George Gabriel Stokes to Faraday   8 April 1856

Pembroke College Cambridge | April 8th 1856

My dear Sir,

I quite forgot in writing to you to mention1 one point which struck me, which is the running heads. I think that in a work like the Philosophical Transactions, consisting of various memoirs, there is an inconvenience in a variety of heads to the same paper. For suppose that one paper, say yours2, had a variety of heads, and suppose some one was looking for a paper not yours, of which it might be he did not know the exact title. If each paper had the same running head throughout, when he came to a new heading, and having read it found it was not what he wanted, in turning rapidly over the pages his eye would tell instantaneously so long as he was turning over the leaves of the same paper; but when he came to a fresh heading he would have to pause. Your paper is divided into sections in such a manner that any part wanted can readily be found, so that a variation in the running heads is not required. For the reasons I have mentioned I should prefer the same heading throughout, but I don’t much care. The volumes of the Phil. Trans. in my room do not happen to have your researches in them, so I don’t know what your previous practice has been, & it is too late now to refer to the library. Unless in your previous papers you have been in the habit of varying the running heads I should prefer a constant heading. If you have hitherto used a uniform heading for the same paper, and do not care about breaking through your old practice, perhaps you would be good enough to write to Messrs Taylor giving the heading you would wish to have; but if you have been in the habit of varying the headings it had best be let stand3.
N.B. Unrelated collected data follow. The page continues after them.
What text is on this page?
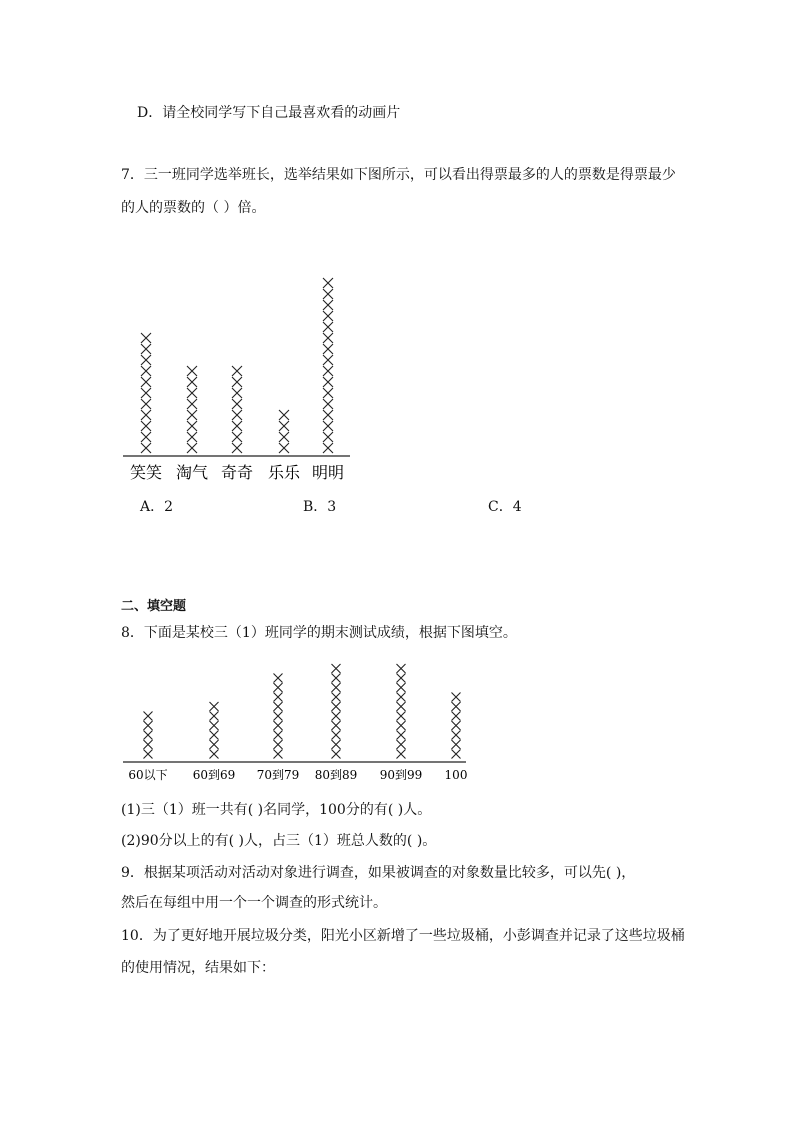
D．请全校同学写下自己最喜欢看的动画片
7．三一班同学选举班长，选举结果如下图所示，可以看出得票最多的人的票数是得票最少
的人的票数的（ ）倍。
笑笑 淘气 奇奇 乐乐 明明
A．2	B．3	C．4
二、填空题
8．下面是某校三（1）班同学的期末测试成绩，根据下图填空。
60以下 60到69 70到79 80到89 90到99 100
(1)三（1）班一共有( )名同学，100分的有( )人。
(2)90分以上的有( )人，占三（1）班总人数的( )。
9．根据某项活动对活动对象进行调查，如果被调查的对象数量比较多，可以先( )，
然后在每组中用一个一个调查的形式统计。
10．为了更好地开展垃圾分类，阳光小区新增了一些垃圾桶，小彭调查并记录了这些垃圾桶
的使用情况，结果如下：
I am dear Sir | Yours very truly | G.G. Stokes.

Profr. Faraday

Faraday (1856c), ERE30.
The running heads did vary in this paper as had been Faraday’s earlier practice.

Bibliography

FARADAY, Michael (1856c): “Experimental Researches in Electricity. - Thirtieth Series. Constancy of differential magnecrystallic force in different media. Action of heat on magnecrystals. Effect of heat upon the absolute magnetic force of bodies” Phil. Trans., 146: 159-80.